What can I say? I connected with you the moment we met. You made me laugh in the most serious of circumstances. You were a rebel like me, but you didn’t care about showing it or not showing it. It came out every time I was around you.
We’d laugh in almost all the so-called serious moments with a language of our own. It’s almost like you knew just how funny life was. I admired you. You’re the type of woman who I look up to. Relate to. There’s something so intriguingly quirky about you. You were meant to do what you do. In fact, I believe you’re meant to do more. That’s how much I esteem you.

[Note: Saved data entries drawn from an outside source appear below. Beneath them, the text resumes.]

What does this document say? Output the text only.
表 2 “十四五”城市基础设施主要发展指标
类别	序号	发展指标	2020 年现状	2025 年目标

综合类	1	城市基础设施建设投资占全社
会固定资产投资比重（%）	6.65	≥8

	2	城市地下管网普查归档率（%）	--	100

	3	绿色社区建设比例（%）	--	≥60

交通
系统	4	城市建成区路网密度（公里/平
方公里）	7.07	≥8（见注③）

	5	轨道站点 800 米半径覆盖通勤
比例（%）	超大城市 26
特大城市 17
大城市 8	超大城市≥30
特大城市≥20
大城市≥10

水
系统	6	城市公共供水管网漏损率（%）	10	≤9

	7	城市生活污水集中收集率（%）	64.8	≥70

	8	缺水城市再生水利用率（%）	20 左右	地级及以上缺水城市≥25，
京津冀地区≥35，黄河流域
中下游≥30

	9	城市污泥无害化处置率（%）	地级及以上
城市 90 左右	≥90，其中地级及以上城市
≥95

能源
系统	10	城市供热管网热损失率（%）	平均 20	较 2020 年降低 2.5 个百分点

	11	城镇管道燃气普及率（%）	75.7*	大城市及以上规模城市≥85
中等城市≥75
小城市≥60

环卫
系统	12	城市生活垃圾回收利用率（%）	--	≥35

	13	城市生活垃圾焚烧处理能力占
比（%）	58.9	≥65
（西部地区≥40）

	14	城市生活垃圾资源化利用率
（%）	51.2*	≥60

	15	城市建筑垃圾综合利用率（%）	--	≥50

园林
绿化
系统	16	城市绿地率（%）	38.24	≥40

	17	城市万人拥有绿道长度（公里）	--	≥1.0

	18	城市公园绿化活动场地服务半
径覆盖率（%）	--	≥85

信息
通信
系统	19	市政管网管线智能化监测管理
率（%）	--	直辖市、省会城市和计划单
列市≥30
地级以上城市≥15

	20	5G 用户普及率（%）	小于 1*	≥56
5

But you’re a knife, and I forget that sometimes. And when you slice through me, I’m left into pieces. And when you walk over them, I’m forever disheveled. I’m not as strong as you. In fact, I’m still a mush.
And now every time you laugh, I shrivel.
And every time you shine, I wane.
And every time you float around, I grow heavier, and heavier. I’m so tired.
When I see you, our talks are painfully casual. You know– those stupid, annoying types of talks? The talks that are so fake, shallow, and we both know it?
Because in your soul you know how passionate I am.
But here I am, all rusted up in front of you. Changed. And it’s the saddest thing in the world that our friendship has dissipated.
I don’t express it. I want it all to disappear, including you. But that’s just because it’s easier to erase things than to miss them.
But you’ll never know this, ‘cause you’ll never read this. And if your soul ever does,
I hope you know,
that I’m still there deep inside, and I miss you.